The departure of Nikki Haley is another inflection point. When she steps down as the UN ambassador at the end of the year, the administration will lose its most outspoken defender of international norms.
Haley has been a strident critic of Moscow and Damascus especially. But she, too, has been criticised by human rights groups, for advocating US withdrawal from the UN Human Rights Council and defending Israel's use of lethal force in Gaza that left 150 demonstrators dead.
Not every international crime has gone unpunished.
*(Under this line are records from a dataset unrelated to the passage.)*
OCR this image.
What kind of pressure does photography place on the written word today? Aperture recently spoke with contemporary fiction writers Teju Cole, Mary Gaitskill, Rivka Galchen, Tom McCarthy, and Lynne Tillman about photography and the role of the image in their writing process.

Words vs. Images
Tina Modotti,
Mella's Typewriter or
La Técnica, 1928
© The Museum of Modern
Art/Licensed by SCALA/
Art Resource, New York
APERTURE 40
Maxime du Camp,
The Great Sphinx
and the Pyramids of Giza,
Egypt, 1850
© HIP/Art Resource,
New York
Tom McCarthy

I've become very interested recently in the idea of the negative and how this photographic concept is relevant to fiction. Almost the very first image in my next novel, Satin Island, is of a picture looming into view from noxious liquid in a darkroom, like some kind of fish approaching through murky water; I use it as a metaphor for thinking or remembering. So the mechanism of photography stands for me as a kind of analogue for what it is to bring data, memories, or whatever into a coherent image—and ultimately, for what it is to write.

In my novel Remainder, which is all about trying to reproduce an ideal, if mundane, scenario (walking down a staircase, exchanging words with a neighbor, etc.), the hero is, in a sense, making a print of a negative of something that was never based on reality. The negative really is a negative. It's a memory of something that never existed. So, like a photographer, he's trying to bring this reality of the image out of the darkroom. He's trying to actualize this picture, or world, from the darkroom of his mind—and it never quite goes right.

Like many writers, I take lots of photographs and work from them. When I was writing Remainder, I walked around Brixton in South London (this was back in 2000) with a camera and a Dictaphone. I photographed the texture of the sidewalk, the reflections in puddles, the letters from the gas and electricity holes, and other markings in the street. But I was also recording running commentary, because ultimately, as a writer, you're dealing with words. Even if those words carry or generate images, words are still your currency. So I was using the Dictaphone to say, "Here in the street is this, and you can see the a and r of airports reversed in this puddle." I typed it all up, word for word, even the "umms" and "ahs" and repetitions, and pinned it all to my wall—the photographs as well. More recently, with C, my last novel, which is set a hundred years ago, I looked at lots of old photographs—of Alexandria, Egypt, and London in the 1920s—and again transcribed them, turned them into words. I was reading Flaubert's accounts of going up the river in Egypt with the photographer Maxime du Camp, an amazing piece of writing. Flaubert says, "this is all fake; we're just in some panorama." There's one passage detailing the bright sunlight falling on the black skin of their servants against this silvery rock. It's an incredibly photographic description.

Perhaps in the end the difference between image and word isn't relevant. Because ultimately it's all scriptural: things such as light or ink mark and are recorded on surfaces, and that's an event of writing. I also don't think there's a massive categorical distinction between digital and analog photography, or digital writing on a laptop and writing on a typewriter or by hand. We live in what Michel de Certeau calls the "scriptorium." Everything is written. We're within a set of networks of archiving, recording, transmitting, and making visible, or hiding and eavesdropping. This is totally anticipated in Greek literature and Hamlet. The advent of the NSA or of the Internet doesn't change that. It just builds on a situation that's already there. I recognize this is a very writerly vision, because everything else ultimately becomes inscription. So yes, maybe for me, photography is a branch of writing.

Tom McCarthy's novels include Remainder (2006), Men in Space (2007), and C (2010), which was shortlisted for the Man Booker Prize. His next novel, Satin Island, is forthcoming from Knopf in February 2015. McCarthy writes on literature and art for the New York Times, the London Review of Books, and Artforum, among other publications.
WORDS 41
Twice Donald Trump has authorised limited airstrikes against the Assad regime in retaliation for its use of chemical weapons, enforcing the kind of red lines that Barack Obama paid lip service to but failed to uphold.
Yet President Trump has often been reluctant to take punitive action.
As Bob Woodward's new book Fear chronicled, the president fumed at aides for pushing him to expel 60 Russian diplomats and suspected spies in retaliation for the Salisbury nerve agent attack. He wanted a more limited response.
In recent weeks, the Trump administration has also been fiercely critical of the International Criminal Court, a body successive administrations have been wary of.
John Bolton warned that if the ICC came after the US or Israel, the Trump administration would ban its judges and prosecutors from entering the United States, sanction their funds and prosecute them in the US criminal system.
Has the US judiciary itself this week taken a hit? Certainly, it was unusual to see Brett Kavanaugh's swearing-in ceremony at the White House take on the character of a Republican pep rally.
Some of the Supreme Court justices in attendance looked distinctly uncomfortable about the politicisation of the event.
This week, the president spoke of "evil" people, a word in the presidential lexicon deployed by his predecessors against the Soviet empire (Ronald Reagan) and Iraq, Iran and North Korea (George W. Bush).
But he was not talking about the Khashoggi disappearance or international maleficence more broadly, but rather the accusers of his Supreme Court nominee.
These days the US president's strongest language is directed at political enemies at home.